Efforts by the United States government to have Kim Dotcom put back behind bars have failed. Arguments that the Megaupload founder poses a flight risk ahead of his extradition battle next summer were rejected by the Auckland District Court and the entrepreneur walked away a free man.
After three days of hearings in Auckland, Kim Dotcom left court smiling today.
The recent appearances were triggered by new claims from United States authorities who want to extradite Dotcom to face charges of copyright infringement, money laundering and racketeering.
They alleged that the Megaupload founder had breached his bail conditions on numerous occasions since his arrest in early 2012 and should put back behind bars as a result.
Relying on what appeared to be wiretap evidence from FBI Special Agent Rodney Hays, who did not appear in court, the Crown said that Dotcom had indirectly associated with Julius Bencko, a former Megaupload developer also named in the U.S. indictment.
During the hearing it was also put to Dotcom that with his knowledge, estranged wife, Mona, had attempted to sell a 2010 Rolls Royce Phantom, a $500,000 forfeitable asset.
Also of concern to the United States is Dotcom’s alleged wealth. Last week Dotcom admitted that since his arrest in 2012 he’d made $40m, but that had all been spent on a luxurious lifestyle and funding a $10m legal battle. The Crown argued that it could not be ruled out that Dotcom had money hidden away, a factor which elevated him as a flight risk.
Also under discussion was the exit of Dotcom’s legal team, which reportedly ditched him after learning that the money had run out. This would be a significant problem for Dotcom during next year’s extradition battle and could indicate that the Megaupload founder would flee rather than face extradition, the Crown argued.
But in the end, none of the arguments convinced the Auckland District Court to jail Dotcom today.
Judge Nevin Dawson said there was “no proof” that Dotcom had contacted former Megaupload staff, nor was there evidence to back up claims that he’d hidden money away to facilitate a pre-extradition escape from New Zealand.
However, Judge Dawson did recognize that the risk of Dotcom fleeing would increase as next year’s hearing nears so with that in mind he banned the entrepreneur from traveling by helicopter or sea, unless that transport is via a public service.
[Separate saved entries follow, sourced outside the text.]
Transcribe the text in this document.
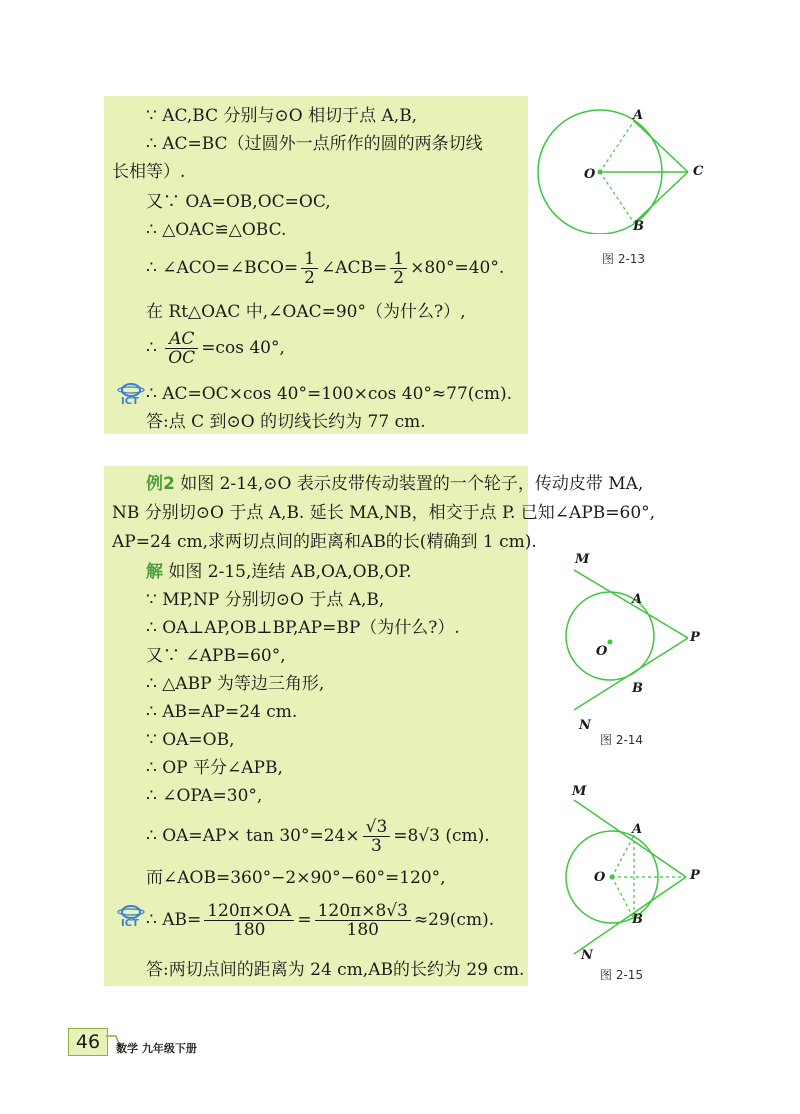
∵ AC,BC 分别与⊙O 相切于点 A,B,
∴ AC=BC（过圆外一点所作的圆的两条切线
长相等）.
又∵ OA=OB,OC=OC,
∴ △OAC≌△OBC.
∴ ∠ACO=∠BCO= $\frac{1}{2}$ ∠ACB= $\frac{1}{2} \times 80^\circ=40^\circ$.
在 Rt△OAC 中,∠OAC=90°（为什么?）,
∴ $\frac{AC}{OC} =\cos$ 40°,
ICT ∴ AC=OC×cos 40°=100×cos 40°≈77(cm).
答:点 C 到⊙O 的切线长约为 77 cm.
A
C
O
B
图 2-13
例2 如图 2-14,⊙O 表示皮带传动装置的一个轮子，传动皮带 MA,
NB 分别切⊙O 于点 A,B. 延长 MA,NB，相交于点 P. 已知∠APB=60°,
AP=24 cm,求两切点间的距离和AB的长(精确到 1 cm).
解 如图 2-15,连结 AB,OA,OB,OP.
∵ MP,NP 分别切⊙O 于点 A,B,
∴ OA⊥AP,OB⊥BP,AP=BP（为什么?）.
又∵ ∠APB=60°,
∴ △ABP 为等边三角形,
∴ AB=AP=24 cm.
∵ OA=OB,
∴ OP 平分∠APB,
∴ ∠OPA=30°,
∴ $OA=AP\times \tan 30^\circ=24\times \frac{√3}{3} =8√3$ (cm).
而∠AOB=360°−2×90°−60°=120°,
ICT ∴ $AB= \frac{120\pi\times OA}{180} = \frac{120\pi\times 8√3}{180} \approx 29(cm)$.
答:两切点间的距离为 24 cm,AB的长约为 29 cm.
M
A
P
O
B
N
图 2-14
M
A
P
O
B
N
图 2-15
46	数学 九年级下册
Dotcom was also ordered to double up on his current once weekly visits to a police station.
Leaving the Court, a clearly relieved Dotcom told waiting reporters that he had been exonerated.
“The Court has found that i’ve not breached any of my bail conditions,” Dotcom said.
“I have been probably the most compliant and exemplary candidate and I am surprised, even though I’m going home right now, that my bail conditions have been tightened.”
Dotom said that the attempt to revoke his bail was timed by local and U.S. authorities to exploit his during a moment of weakness.
“I think this is another example of harassment and bullying by the United States government in concert with the New Zealand government,” he said.
“I think this whole application was only made because my lawyers decided to resign because of lack of funds on my part because Hollywood has seized the new family assets that have been earned after the raid. So the Crown and the U.S. government have used this opportunity in a weak moment to make up the bogus case for me having breached my bail conditions.”
Dotcom went further still, accusing the FBI’s Special Agent Rodney Hays of flat-out lying to the Court.
“I invite every member of the media to have a look at the Court file and see how an FBI agent lied in his declarations that I have attempted to sell a car, that I have attempted to get a refund for forfeitable assets, and that I have breached my bail conditions by being directly or indirectly in contact with one of my co-defendants,” Dotcom said.
“All these things have been proven to be wrong, and lies, and I invite everyone to have a look at this to understand the tactics of the U.S. government and to understand that the U.S. government can not be treated with candor and good faith in this case.
“The same thing that I’ve experienced in this bail hearing I’ve also experienced with the indictment, which is just as flawed and wrong and misleading and malicious as this bail proceeding was.”
Handing questions over to his lawyer Ron Mansfield, who Dotcom praised for doing an excellent job, the German smiled.
“I am now going home to play with my kids.”